Sleep and exercise help grow brain cells. And scientists are studying the effects of sleep on brain growth and pain:
- The mechanisms by which changes in sleep may impact nociception
- The mechanisms by which hypothalamic neurons or other mechanisms involved in sleep regulation may affect nociceptive pathways
- The mechanisms by which brain regions associated with sleep dysregulation may contribute to pain
- The mechanisms by which deficient sleep or circadian dysregulation may impact central pain-modulatory processes
- Neural/glial mechanisms underlying the effect of sleep on the transition from acute to chronic pain
- The relationship between sleep and microbiome impacting pain and analgesia
- The mechanisms by which pharmacologic interventions for sleep may impact chronic pain
- The mechanisms by which nonpharmacologic or complementary and integrative health approaches for sleep regulation may impact chronic pain
- The mechanisms underlying comorbidity of sleep disturbances, pain, and psychiatric disorders such as depression, posttraumatic stress disorders, and other conditions
- The mechanisms by which complementary approaches, alone or in combination with medications, interact with sleep to increase or mitigate pain
- The impact of chronotype (“morningness” versus “eveningness”) on perception of pain
- The impact of circadian misalignment (“social jet lag”) on perception of pain
- The effect of comorbid conditions with sleep on pain
- The relationship between glymphatic function and pain
- Identify pain mechanisms and pathways closely-coupled to sleep disordered breathing (SDB) pathobiology; elucidate mechanisms through which SDB-induced pathobiology increase pain sensitivity or significantly influence the effectiveness of pharmacotherapeutic interventions for acute pain and chronic pain. What mechanisms mediate changes in cognitive perception of pain through sleep fragmentation, sleep deprivation, or circadian disturbances associated with SDB?

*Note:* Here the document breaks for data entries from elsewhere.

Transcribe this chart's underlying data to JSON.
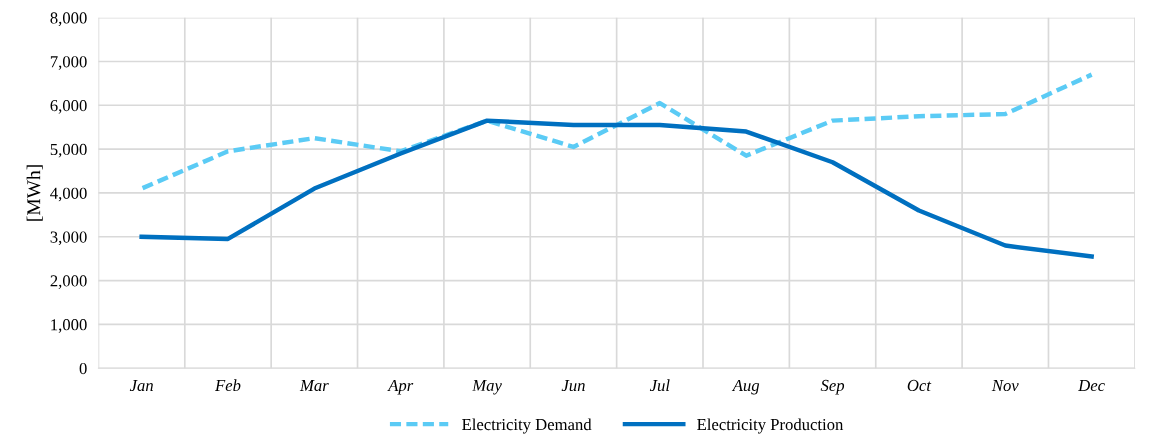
{
  "chart_data": {
    "type": "line",
    "ylabel": "[MWh]",
    "categories": [
      "Jan",
      "Feb",
      "Mar",
      "Apr",
      "May",
      "Jun",
      "Jul",
      "Aug",
      "Sep",
      "Oct",
      "Nov",
      "Dec"
    ],
    "series": [
      {
        "name": "Electricity Demand",
        "color": "#5bcbf5",
        "line_style": "dashed",
        "values": [
          4100,
          4950,
          5250,
          4950,
          5650,
          5050,
          6050,
          4850,
          5650,
          5750,
          5800,
          6700
        ]
      },
      {
        "name": "Electricity Production",
        "color": "#0070c0",
        "line_style": "solid",
        "values": [
          3000,
          2950,
          4100,
          4900,
          5650,
          5550,
          5550,
          5400,
          4700,
          3600,
          2800,
          2550
        ]
      }
    ],
    "ylim": [
      0,
      8000
    ],
    "yticks": [
      {
        "value": 0,
        "label": "0"
      },
      {
        "value": 1000,
        "label": "1,000"
      },
      {
        "value": 2000,
        "label": "2,000"
      },
      {
        "value": 3000,
        "label": "3,000"
      },
      {
        "value": 4000,
        "label": "4,000"
      },
      {
        "value": 5000,
        "label": "5,000"
      },
      {
        "value": 6000,
        "label": "6,000"
      },
      {
        "value": 7000,
        "label": "7,000"
      },
      {
        "value": 8000,
        "label": "8,000"
      }
    ],
    "grid": true,
    "legend": "bottom",
    "marker": "none"
  }
}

- Identify mechanisms through which sleep and breathing disturbances closely coupled to Sickle Cell Disease (SCD) increase the frequency of chest pain crises and interfere with management of pain in this and other blood disorders
- Elucidate sleep and circadian mechanisms that contribute to the severity of pain in heart, lung, and blood diseases such as SCD and COPD. Does sleep duration, quality, or timing contribute to the severity of acute and chronic hyper-reactive inflammation?
- Identify specific cellular mechanisms through which sleep and circadian disturbances diminish physiological resilience to pain in heart, lung, blood, and sleep disorders.